Top 3 Headlines
Emirates Premium Economy to reach 99 destinations by Q4 2026

Emirates has detailed how it plans to scale Premium Economy across its widebody fleet and network, tying the rollout to aircraft retrofit milestones (including a reconfigured high-density A380 coming 14 April) and targeted route deployments through 2026. This is an important competitive signal for premium-yield positioning out of DXB. In the Middle East, Emirates will be offering Premium Economy across its five-weekly flights to Basra from 1 May.
DXB forecasts 99.5m passengers in 2026

After its record performance of 95.2m passengers in 2025, Dubai Airports expects DXB to approach the 100m passenger mark this year, showing continued capacity needs and the strategic momentum behind the Al Maktoum International (DWC) expansion programme. The largest markets for the airport are still Britain, Saudi, and India, while Italy, Egypt, and China have all recorded double-digit growth in the last 12 months.
1/16 Airbus A350-900 for EgyptAir

EgyptAir has received the first of its A350-900s, which are part of a 16-aircraft order, marking a significant fleet modernisation step that supports longer-haul network ambitions from Cairo and raises the bar on product and fleet competitiveness in North Africa and beyond. The aircraft have two-class configurations with 30 Business Class suites with direct aisle access and 310 Economy Seats.
Noteworthy
- Etihad reported 2.2m passengers in January 2026 (up 29% YoY), signalling continued demand momentum out of Abu Dhabi alongside a year-on-year load factor improvement. This is a useful context for tracking AUH capacity and competitive share versus neighbouring hubs.
- Emirates has signed an interline agreement with China’s Loong Air expanding Emirates’ beyond-gateway access, simplifying through-ticketing and baggage. This is an incremental but meaningful connectivity play for China flows via Dubai.
- The UAE’s GCAA and Ministry of Defence signed for phase four of the Airspace Restructuring Project, aimed at upgrading air traffic management and increasing route capacity, an enabling move for airport and airline growth plans.
- AirAsia X announced a London relaunch using Bahrain as a hub, signalling an attempted low-cost long-haul connectivity play that could stimulate new flows through BAH. It also adds a fresh competitive angle for Gulf hubs on certain price-sensitive segments.
- General Authority of Civil Aviation (GACA) granted AirX Charter authorisation to operate domestic on-demand private flights in Saudi Arabia, expanding customer choice in business/private aviation and aligning with Saudi’s broader aviation market development objectives.
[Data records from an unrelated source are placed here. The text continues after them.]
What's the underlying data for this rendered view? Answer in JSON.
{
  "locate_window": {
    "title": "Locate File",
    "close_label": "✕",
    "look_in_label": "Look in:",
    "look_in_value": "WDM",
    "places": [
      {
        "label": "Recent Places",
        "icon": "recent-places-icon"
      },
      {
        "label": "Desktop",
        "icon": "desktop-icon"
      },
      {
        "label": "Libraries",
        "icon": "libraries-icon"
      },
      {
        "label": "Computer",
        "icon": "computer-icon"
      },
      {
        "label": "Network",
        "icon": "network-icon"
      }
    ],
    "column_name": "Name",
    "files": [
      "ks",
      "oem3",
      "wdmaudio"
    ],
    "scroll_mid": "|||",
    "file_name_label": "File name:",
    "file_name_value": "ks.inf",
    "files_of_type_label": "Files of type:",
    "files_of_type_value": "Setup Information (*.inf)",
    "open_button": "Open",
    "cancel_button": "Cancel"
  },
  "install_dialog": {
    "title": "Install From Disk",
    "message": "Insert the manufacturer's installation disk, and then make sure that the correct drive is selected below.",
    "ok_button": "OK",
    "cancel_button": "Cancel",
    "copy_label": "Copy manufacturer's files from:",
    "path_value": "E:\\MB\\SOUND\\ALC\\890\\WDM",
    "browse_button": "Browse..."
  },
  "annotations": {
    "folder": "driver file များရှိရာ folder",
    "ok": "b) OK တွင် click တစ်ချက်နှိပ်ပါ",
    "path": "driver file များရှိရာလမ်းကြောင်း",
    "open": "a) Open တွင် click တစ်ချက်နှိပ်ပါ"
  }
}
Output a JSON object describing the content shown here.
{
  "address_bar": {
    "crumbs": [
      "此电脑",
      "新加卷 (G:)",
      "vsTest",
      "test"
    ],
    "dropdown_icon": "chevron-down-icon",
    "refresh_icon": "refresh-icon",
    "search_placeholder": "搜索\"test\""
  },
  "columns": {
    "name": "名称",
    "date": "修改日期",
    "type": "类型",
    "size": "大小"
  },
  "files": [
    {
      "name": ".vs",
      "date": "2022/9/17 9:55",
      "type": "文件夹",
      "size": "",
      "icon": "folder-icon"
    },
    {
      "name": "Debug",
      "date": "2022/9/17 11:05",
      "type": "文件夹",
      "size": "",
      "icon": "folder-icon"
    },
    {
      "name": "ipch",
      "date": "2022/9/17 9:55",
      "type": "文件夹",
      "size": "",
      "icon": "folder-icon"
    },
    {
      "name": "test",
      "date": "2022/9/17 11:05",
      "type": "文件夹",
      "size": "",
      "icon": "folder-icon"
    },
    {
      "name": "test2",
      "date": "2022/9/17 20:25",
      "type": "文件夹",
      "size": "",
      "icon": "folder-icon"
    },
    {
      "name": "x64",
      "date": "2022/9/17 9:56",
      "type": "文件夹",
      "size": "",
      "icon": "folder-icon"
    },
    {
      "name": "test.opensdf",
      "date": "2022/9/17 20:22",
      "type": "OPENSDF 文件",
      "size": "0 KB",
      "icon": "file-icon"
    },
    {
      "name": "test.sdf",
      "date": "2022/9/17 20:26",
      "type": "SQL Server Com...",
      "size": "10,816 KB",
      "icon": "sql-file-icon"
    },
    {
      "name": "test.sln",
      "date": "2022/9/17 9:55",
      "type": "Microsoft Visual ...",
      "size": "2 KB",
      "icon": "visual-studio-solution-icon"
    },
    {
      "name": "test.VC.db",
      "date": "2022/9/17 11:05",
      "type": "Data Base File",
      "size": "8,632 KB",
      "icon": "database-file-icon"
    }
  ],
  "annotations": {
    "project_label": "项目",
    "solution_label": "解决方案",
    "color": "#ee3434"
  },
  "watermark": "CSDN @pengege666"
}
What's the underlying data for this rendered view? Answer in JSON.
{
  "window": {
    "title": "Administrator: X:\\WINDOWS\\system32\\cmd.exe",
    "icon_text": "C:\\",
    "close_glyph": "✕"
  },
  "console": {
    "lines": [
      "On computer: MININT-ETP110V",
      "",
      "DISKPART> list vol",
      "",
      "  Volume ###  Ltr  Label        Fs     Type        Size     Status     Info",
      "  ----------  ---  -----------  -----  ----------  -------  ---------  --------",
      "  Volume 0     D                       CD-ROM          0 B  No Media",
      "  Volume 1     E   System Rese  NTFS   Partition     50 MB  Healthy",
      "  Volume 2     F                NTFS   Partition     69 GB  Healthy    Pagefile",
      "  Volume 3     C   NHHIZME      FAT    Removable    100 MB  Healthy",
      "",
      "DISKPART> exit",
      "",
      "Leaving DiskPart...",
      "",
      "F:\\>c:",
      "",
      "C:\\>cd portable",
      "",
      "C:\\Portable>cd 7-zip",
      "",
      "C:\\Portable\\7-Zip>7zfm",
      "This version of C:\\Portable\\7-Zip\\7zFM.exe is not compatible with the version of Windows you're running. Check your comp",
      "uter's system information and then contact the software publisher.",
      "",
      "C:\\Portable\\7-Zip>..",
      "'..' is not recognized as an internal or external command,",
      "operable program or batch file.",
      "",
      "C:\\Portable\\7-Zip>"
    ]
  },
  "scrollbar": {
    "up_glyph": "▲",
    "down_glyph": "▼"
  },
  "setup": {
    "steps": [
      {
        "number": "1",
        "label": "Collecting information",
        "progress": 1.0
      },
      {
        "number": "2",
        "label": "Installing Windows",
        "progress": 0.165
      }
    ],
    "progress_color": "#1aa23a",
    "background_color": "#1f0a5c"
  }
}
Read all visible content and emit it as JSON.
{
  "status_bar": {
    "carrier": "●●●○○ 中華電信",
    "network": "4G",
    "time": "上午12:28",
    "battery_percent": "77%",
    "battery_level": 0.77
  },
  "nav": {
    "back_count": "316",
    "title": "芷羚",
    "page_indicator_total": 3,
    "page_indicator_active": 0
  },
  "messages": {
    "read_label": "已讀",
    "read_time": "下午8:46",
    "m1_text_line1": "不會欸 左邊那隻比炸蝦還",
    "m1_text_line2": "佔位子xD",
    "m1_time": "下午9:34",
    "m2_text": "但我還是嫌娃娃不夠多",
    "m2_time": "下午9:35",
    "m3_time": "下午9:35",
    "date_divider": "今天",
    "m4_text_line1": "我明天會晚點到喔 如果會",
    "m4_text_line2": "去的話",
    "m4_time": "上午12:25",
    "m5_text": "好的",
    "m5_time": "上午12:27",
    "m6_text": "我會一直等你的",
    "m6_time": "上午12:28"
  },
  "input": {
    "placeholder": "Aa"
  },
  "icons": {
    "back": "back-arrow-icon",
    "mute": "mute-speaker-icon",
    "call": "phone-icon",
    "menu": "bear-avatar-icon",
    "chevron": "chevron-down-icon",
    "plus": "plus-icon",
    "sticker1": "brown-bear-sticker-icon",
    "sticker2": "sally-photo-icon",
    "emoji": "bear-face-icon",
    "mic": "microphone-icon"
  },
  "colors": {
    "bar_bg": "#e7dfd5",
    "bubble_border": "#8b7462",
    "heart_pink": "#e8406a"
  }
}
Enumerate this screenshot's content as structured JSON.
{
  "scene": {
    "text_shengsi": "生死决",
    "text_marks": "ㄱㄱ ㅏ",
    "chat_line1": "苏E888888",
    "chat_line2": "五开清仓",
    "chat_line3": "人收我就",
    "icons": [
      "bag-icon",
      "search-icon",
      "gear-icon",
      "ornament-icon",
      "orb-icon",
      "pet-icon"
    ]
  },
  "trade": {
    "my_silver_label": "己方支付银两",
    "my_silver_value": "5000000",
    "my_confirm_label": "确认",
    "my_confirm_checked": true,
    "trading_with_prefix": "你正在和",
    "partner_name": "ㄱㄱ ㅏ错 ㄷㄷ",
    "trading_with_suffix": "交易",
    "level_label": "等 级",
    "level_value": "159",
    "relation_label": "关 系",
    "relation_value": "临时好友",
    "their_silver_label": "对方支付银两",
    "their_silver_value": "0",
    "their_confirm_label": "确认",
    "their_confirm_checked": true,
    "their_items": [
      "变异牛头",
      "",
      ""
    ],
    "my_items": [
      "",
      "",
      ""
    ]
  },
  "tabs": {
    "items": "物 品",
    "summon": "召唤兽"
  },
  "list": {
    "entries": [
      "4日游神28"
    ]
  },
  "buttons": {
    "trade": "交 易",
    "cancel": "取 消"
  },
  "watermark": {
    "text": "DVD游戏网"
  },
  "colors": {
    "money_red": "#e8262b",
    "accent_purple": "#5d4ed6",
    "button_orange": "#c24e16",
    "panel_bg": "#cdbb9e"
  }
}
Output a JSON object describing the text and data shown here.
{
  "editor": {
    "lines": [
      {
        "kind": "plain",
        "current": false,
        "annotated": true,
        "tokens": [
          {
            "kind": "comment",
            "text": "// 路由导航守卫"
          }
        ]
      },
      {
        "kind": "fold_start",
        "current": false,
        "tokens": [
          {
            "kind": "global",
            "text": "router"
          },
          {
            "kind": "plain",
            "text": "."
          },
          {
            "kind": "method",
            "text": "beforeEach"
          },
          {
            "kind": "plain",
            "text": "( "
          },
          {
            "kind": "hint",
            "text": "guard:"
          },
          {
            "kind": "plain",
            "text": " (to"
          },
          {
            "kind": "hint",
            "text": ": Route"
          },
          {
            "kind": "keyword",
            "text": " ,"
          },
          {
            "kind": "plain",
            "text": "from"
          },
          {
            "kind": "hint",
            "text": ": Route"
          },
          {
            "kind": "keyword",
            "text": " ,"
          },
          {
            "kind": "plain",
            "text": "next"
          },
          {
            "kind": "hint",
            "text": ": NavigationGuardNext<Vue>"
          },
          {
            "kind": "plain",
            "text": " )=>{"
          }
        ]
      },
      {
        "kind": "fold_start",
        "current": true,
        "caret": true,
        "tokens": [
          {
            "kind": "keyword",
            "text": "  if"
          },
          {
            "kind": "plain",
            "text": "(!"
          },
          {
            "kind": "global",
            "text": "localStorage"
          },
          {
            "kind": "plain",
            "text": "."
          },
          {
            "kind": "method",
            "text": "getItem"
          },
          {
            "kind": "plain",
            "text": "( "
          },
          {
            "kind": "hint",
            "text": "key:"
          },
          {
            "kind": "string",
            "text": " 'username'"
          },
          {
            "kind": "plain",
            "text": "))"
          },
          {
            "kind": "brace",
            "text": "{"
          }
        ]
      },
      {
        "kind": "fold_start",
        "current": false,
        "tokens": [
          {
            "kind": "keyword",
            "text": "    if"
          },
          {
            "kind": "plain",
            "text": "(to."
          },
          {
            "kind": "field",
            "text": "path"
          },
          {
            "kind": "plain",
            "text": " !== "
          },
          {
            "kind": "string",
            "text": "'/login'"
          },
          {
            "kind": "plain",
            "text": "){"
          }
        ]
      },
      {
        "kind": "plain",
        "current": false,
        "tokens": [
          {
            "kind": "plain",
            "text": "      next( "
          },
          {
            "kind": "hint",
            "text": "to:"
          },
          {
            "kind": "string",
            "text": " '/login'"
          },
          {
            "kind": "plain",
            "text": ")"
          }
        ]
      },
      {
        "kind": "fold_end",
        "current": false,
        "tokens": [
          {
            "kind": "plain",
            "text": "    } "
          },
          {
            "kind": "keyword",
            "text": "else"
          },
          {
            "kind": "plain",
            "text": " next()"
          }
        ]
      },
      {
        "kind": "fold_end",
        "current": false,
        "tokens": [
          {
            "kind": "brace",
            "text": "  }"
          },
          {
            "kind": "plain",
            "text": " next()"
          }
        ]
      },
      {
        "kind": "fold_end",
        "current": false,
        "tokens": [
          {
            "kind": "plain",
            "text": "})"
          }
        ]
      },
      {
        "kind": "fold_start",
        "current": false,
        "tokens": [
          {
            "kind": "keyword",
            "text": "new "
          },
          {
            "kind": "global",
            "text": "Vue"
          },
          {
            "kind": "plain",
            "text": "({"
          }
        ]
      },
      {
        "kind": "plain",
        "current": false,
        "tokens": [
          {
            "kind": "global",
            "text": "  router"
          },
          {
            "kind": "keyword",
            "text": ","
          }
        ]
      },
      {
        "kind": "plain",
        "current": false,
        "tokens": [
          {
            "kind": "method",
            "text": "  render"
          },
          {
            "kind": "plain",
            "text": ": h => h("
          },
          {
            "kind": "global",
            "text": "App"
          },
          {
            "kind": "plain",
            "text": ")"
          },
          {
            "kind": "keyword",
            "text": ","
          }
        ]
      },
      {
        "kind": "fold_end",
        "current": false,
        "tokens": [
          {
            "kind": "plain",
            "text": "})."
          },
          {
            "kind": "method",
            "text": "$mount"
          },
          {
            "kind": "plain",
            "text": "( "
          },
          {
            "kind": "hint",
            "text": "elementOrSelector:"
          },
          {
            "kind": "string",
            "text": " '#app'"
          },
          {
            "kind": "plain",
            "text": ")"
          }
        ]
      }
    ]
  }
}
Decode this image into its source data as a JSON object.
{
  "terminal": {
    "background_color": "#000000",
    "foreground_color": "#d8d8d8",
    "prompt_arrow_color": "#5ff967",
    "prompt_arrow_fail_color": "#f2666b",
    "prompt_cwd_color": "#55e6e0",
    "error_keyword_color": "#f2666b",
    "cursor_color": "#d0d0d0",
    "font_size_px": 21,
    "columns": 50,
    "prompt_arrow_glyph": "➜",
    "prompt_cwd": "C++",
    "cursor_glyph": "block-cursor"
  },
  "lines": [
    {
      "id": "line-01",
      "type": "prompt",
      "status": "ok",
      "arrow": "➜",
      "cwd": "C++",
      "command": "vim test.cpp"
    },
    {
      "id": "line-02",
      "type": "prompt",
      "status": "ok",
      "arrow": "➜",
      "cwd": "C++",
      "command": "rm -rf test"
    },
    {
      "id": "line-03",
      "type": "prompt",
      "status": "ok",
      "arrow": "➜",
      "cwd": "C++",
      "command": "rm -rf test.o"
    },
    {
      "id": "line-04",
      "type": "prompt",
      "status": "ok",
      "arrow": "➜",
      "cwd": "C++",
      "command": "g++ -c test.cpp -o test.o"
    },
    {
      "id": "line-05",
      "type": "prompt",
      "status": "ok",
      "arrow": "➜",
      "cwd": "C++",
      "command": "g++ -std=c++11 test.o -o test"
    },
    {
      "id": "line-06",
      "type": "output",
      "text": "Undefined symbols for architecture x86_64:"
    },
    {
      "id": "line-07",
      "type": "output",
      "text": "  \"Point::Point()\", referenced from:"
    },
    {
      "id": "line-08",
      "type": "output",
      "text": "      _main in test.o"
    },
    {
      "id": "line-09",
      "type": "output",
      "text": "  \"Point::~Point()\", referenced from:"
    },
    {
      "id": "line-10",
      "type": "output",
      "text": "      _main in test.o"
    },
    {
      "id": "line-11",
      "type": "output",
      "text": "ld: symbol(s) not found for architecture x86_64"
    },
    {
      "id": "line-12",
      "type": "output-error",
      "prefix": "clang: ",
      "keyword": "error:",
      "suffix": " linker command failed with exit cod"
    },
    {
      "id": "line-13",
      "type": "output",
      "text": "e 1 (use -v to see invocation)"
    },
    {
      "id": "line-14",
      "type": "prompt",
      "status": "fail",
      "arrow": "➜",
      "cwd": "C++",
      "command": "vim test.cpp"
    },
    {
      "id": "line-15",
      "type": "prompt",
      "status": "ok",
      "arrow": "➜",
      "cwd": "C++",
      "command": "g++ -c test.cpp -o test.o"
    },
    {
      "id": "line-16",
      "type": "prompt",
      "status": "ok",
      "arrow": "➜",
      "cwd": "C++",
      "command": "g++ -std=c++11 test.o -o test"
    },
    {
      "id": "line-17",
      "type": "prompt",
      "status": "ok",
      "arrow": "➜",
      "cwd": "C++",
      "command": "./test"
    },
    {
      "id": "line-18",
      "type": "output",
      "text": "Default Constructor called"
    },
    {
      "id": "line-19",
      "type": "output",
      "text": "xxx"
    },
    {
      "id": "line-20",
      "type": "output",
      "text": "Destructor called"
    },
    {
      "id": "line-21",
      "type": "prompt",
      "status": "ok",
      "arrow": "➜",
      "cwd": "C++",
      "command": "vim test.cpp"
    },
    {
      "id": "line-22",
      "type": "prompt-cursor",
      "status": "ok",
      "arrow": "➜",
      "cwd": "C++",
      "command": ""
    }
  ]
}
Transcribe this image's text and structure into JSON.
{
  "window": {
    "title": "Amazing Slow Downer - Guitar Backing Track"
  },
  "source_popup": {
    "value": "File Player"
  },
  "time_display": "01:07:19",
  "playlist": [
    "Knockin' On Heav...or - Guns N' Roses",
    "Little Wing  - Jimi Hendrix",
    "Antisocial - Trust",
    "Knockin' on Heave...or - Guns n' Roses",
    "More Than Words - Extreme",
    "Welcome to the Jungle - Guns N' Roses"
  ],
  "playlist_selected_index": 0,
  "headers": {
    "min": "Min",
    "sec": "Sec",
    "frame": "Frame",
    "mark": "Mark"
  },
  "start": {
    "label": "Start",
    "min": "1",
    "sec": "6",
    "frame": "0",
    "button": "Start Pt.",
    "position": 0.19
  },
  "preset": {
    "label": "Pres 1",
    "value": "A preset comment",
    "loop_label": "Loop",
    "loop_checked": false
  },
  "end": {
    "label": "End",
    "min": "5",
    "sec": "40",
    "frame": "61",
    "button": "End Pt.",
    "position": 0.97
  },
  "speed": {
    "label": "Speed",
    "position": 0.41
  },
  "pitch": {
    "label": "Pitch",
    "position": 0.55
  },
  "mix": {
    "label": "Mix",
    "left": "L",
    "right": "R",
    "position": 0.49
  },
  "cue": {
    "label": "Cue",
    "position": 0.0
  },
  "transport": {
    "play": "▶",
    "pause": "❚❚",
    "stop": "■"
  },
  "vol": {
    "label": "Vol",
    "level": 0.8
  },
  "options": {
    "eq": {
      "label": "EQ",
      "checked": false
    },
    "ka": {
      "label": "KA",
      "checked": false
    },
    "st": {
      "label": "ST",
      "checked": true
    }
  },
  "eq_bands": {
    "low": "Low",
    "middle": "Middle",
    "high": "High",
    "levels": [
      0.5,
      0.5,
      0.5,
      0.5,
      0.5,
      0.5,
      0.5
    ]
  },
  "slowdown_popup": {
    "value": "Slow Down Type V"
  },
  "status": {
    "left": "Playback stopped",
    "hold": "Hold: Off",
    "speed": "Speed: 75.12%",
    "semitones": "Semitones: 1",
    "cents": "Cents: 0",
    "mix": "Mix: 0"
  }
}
It also confirmed Riyadh will host the 2026 Future Aviation Forum 20-22 April this year.
- Turkish Airlines disclosed plans to start scheduled services to Urumqi (subject to conditions), strengthening its China network optionality and adding another long-haul growth marker for IST connectivity strategy.
- Flyadeal has marked the first anniversary of Pakistan flights with an awards dinner in Karachi. The airline which now operates 18 non-stop flights per week across five destinations in Pakistan, showed its appreciation for both teams, and the fast growth of the service over the last year.